Kenya Power’s bet on electric vehicles is paying off faster than anyone anticipated. The utility’s e-mobility revenues have reached Sh382 million, driven by a 113-fold surge in electricity sales to the EV sector in under three years, a number that managing director Joseph Siror says makes one thing clear: this is no longer a pilot program.
“EV adoption is no longer a pilot, but a mainstream reality,” Siror said, citing figures from the utility’s E-mobility Sales Growth Analysis Report covering July 2023 through April 2026.
The pace of that shift is striking. Monthly EV charging revenues climbed from Sh873,907 in July 2023 to a peak of Sh35 million in February 2026. Electricity volumes followed the same trajectory, rising from 13,500 kilowatt-hours in July 2023 to over 1.5 million kilowatt-hours in April 2026. The sector crossed a key milestone in November 2025, surpassing one million kilowatt-hours sold in a single month, a level it has maintained consistently since.
Nairobi leads but the regions are catching up
Nairobi accounts for 71 percent of cumulative e-mobility revenue, reflecting its head start in charging infrastructure and EV fleet concentration. The Coast, North Eastern and Western regions are registering early uptake, signaling that the market is beginning to spread beyond the capital.
That geographic broadening aligns with what the Electric Mobility Association of Kenya describes as a structural shift in the country’s transport landscape.

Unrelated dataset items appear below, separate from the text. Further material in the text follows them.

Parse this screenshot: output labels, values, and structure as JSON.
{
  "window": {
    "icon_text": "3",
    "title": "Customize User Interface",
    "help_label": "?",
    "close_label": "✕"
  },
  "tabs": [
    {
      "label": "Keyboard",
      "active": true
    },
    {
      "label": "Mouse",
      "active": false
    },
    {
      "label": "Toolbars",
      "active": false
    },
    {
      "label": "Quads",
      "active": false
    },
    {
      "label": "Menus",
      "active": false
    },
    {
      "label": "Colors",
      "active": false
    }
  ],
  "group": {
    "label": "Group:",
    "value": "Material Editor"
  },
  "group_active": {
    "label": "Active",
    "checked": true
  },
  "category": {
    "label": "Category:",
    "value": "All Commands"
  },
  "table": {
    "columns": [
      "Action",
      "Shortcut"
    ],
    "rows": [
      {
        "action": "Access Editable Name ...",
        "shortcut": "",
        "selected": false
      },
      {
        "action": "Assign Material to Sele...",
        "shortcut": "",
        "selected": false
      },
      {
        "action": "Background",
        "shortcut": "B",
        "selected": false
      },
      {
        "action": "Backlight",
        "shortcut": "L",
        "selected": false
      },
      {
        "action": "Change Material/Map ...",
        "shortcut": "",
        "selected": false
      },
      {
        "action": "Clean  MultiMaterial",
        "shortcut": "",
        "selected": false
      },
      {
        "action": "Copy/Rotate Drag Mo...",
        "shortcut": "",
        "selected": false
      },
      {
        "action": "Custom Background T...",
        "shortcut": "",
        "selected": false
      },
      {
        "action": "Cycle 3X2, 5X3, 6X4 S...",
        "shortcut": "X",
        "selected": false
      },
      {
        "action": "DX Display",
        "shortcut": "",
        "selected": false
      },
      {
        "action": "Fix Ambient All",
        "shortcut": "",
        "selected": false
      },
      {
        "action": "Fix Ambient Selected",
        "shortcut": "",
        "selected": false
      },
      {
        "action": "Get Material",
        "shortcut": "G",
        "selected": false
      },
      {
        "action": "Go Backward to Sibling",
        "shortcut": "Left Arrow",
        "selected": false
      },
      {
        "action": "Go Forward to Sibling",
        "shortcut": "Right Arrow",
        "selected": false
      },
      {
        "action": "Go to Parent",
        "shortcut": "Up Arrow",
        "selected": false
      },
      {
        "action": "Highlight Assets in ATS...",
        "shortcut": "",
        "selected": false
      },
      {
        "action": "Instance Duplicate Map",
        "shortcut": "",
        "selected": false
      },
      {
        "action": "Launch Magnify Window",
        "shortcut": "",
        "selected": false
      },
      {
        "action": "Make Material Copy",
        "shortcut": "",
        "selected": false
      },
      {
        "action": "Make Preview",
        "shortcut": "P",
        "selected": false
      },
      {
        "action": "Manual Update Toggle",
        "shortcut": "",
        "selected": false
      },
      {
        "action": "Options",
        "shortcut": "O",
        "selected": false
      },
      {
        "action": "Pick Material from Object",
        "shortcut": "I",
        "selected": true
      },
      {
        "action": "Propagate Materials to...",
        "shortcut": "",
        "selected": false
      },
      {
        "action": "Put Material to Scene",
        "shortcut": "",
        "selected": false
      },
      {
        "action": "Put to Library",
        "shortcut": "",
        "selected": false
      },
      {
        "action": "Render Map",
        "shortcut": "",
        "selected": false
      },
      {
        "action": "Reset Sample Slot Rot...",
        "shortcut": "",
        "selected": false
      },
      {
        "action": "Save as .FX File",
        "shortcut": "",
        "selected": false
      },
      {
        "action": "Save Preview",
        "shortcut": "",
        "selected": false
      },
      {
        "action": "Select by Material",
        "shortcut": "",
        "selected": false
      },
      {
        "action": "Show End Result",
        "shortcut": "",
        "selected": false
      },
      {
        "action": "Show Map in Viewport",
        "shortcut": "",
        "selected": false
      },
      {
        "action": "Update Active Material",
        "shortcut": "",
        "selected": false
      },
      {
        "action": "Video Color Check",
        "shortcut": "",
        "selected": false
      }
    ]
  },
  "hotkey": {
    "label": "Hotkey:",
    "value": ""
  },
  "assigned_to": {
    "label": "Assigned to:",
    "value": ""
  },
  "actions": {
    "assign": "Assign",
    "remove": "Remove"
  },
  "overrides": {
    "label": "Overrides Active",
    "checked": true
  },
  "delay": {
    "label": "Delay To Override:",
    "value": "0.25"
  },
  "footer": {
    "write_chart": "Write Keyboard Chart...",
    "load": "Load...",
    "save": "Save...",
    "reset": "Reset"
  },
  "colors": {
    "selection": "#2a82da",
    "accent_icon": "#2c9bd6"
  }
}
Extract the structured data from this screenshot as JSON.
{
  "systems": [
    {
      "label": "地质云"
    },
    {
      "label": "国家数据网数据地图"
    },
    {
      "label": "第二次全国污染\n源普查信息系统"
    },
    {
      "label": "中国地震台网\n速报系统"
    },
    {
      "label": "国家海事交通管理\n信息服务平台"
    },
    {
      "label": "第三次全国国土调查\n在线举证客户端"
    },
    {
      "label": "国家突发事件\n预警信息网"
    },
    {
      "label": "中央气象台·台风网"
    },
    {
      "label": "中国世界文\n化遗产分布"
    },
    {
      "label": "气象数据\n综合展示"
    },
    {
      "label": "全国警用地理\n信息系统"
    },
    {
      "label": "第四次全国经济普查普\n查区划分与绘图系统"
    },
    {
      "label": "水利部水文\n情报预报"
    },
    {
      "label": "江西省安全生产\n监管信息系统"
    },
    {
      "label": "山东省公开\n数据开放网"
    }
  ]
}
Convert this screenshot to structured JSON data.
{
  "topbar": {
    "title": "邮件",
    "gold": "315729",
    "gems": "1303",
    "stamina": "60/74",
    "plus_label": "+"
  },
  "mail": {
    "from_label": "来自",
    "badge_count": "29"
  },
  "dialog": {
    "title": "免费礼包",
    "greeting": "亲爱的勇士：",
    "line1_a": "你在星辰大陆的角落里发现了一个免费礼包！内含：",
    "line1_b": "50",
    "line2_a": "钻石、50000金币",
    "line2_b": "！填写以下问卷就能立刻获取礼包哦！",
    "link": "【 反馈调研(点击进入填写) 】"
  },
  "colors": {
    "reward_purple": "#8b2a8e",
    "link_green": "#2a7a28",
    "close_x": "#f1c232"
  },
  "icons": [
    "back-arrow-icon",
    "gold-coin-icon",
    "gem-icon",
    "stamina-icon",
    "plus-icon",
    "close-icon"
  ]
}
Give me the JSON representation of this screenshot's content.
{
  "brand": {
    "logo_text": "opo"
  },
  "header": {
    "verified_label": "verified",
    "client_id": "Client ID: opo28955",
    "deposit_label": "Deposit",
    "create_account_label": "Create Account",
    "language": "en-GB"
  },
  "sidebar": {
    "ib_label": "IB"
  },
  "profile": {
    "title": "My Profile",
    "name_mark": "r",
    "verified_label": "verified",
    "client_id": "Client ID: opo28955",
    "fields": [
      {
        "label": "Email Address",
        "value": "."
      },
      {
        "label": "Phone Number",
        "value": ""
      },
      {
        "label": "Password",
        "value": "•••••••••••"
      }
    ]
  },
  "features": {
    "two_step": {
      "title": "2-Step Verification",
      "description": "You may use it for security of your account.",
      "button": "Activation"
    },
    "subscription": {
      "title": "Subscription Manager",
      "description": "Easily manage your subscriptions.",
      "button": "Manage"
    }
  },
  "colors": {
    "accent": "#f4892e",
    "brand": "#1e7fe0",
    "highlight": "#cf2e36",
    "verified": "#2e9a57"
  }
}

Kenya had registered over 35,000 EVs by the end of 2025, up from just 796 units three years earlier. Two-wheelers and three-wheelers have driven most of that growth, reflecting the economics of boda bodas and tuk-tuks in urban and peri-urban markets where fuel savings are most immediately felt.

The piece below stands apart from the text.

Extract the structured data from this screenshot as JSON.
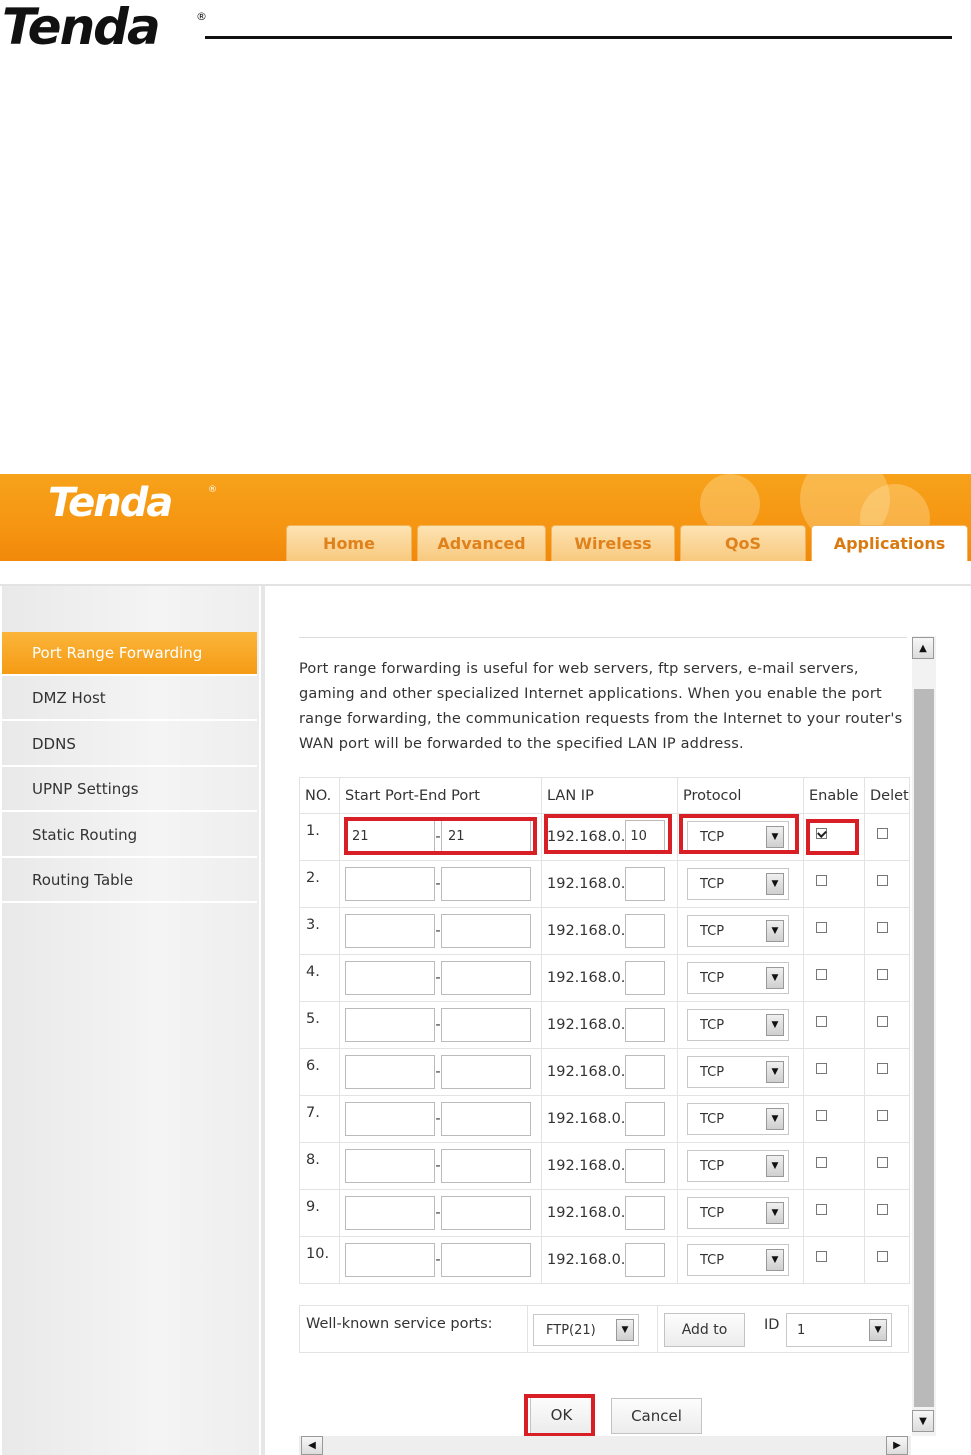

What the numbers mean for Kenya’s energy mix
Kenya Power’s e-mobility growth is not just a revenue story. It represents a meaningful new demand stream for a utility that has historically struggled with underutilised generation capacity. EV charging, particularly when distributed across off-peak hours, offers a way to absorb surplus power and improve the economics of the national grid.

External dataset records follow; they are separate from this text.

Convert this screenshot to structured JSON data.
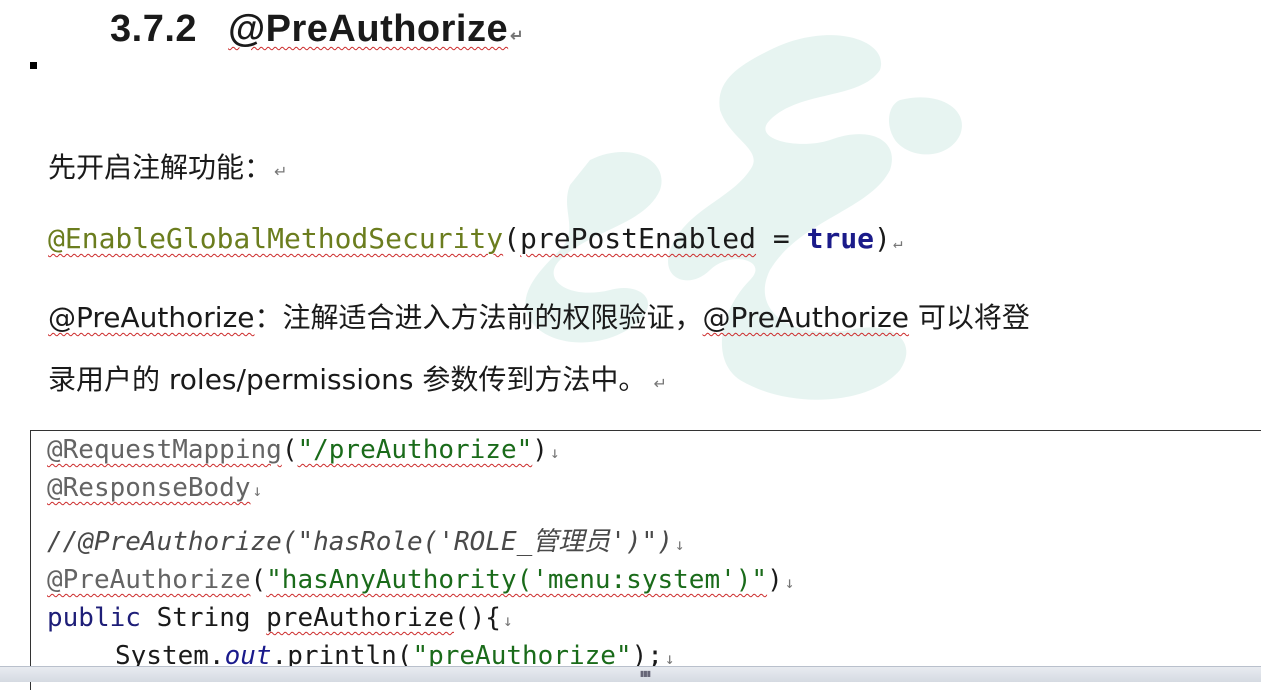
{
  "heading": {
    "number": "3.7.2",
    "title": "@PreAuthorize"
  },
  "paragraphs": {
    "intro": "先开启注解功能：",
    "annotation_name": "@EnableGlobalMethodSecurity",
    "annotation_args_param": "prePostEnabled",
    "annotation_args_eq": " = ",
    "annotation_args_value": "true",
    "desc_line1_name": "@PreAuthorize",
    "desc_line1_text": "：注解适合进入方法前的权限验证，",
    "desc_line1_name2": "@PreAuthorize",
    "desc_line1_tail": " 可以将登",
    "desc_line2": "录用户的 roles/permissions 参数传到方法中。"
  },
  "code": {
    "line1_ann": "@RequestMapping",
    "line1_str": "\"/preAuthorize\"",
    "line2_ann": "@ResponseBody",
    "line3_comment": "//@PreAuthorize(\"hasRole('ROLE_管理员')\")",
    "line4_ann": "@PreAuthorize",
    "line4_str": "\"hasAnyAuthority('menu:system')\"",
    "line5_kw": "public",
    "line5_type": " String ",
    "line5_name": "preAuthorize",
    "line5_tail": "(){",
    "line6_obj": "System.",
    "line6_field": "out",
    "line6_method": ".println(",
    "line6_str": "\"preAuthorize\"",
    "line6_tail": ");"
  },
  "colors": {
    "annotation": "#646464",
    "string": "#1a6b1a",
    "keyword": "#1e1e78",
    "spellcheck": "#cc2a2a",
    "watermark": "#cde8e2"
  }
}
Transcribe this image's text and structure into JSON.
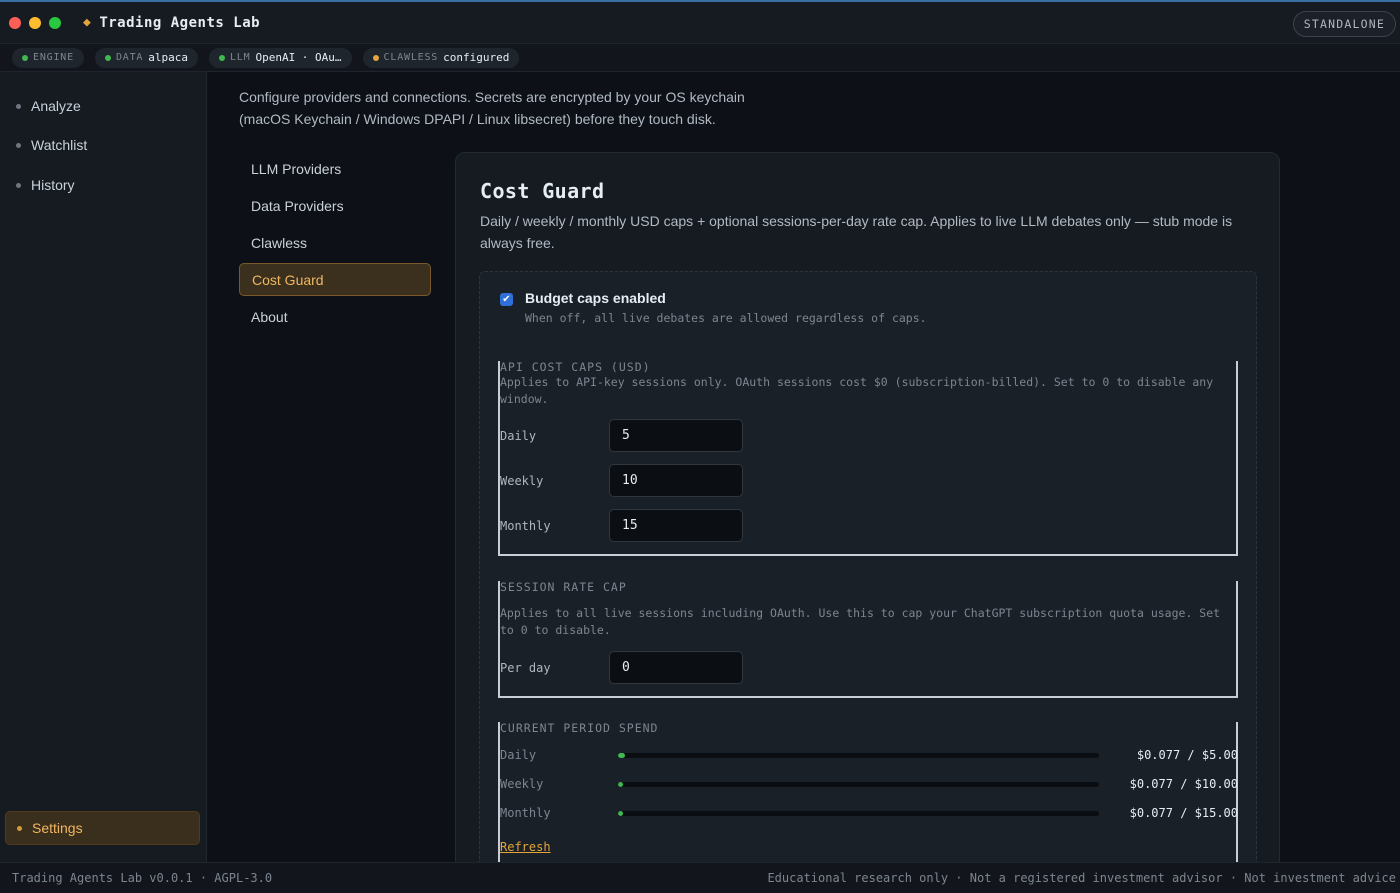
{
  "window": {
    "title": "Trading Agents Lab",
    "mode_badge": "STANDALONE"
  },
  "status": {
    "chips": [
      {
        "label": "ENGINE",
        "value": "",
        "dot_color": "#3fb950"
      },
      {
        "label": "DATA",
        "value": "alpaca",
        "dot_color": "#3fb950"
      },
      {
        "label": "LLM",
        "value": "OpenAI · OAu…",
        "dot_color": "#3fb950"
      },
      {
        "label": "CLAWLESS",
        "value": "configured",
        "dot_color": "#e3a53b"
      }
    ]
  },
  "sidebar": {
    "items": [
      {
        "label": "Analyze"
      },
      {
        "label": "Watchlist"
      },
      {
        "label": "History"
      }
    ],
    "bottom_item": {
      "label": "Settings"
    }
  },
  "settings": {
    "intro": "Configure providers and connections. Secrets are encrypted by your OS keychain (macOS Keychain / Windows DPAPI / Linux libsecret) before they touch disk.",
    "subnav": [
      {
        "label": "LLM Providers"
      },
      {
        "label": "Data Providers"
      },
      {
        "label": "Clawless"
      },
      {
        "label": "Cost Guard"
      },
      {
        "label": "About"
      }
    ],
    "active_subnav": "Cost Guard"
  },
  "cost_guard": {
    "title": "Cost Guard",
    "description": "Daily / weekly / monthly USD caps + optional sessions-per-day rate cap. Applies to live LLM debates only — stub mode is always free.",
    "enabled_label": "Budget caps enabled",
    "enabled_hint": "When off, all live debates are allowed regardless of caps.",
    "enabled": true,
    "api_caps": {
      "legend": "API COST CAPS (USD)",
      "help": "Applies to API-key sessions only. OAuth sessions cost $0 (subscription-billed). Set to 0 to disable any window.",
      "fields": [
        {
          "label": "Daily",
          "value": "5"
        },
        {
          "label": "Weekly",
          "value": "10"
        },
        {
          "label": "Monthly",
          "value": "15"
        }
      ]
    },
    "rate_cap": {
      "legend": "SESSION RATE CAP",
      "help": "Applies to all live sessions including OAuth. Use this to cap your ChatGPT subscription quota usage. Set to 0 to disable.",
      "field": {
        "label": "Per day",
        "value": "0"
      }
    },
    "spend": {
      "legend": "CURRENT PERIOD SPEND",
      "rows": [
        {
          "label": "Daily",
          "text": "$0.077 / $5.00",
          "fraction": 0.0154
        },
        {
          "label": "Weekly",
          "text": "$0.077 / $10.00",
          "fraction": 0.0077
        },
        {
          "label": "Monthly",
          "text": "$0.077 / $15.00",
          "fraction": 0.0051
        }
      ],
      "refresh_label": "Refresh"
    }
  },
  "footer": {
    "left": "Trading Agents Lab v0.0.1 · AGPL-3.0",
    "right": "Educational research only · Not a registered investment advisor · Not investment advice"
  },
  "colors": {
    "accent": "#e3a53b",
    "ok": "#3fb950",
    "checkbox": "#2f6fd8"
  }
}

The consistent monthly volumes above one million kilowatt-hours since November 2025 suggest that demand is now structural rather than seasonal or event-driven. Kenya’s combination of a renewable-heavy generation mix, a large informal transport sector and rising fuel costs continues to create favourable conditions for accelerated EV adoption across income levels and regions.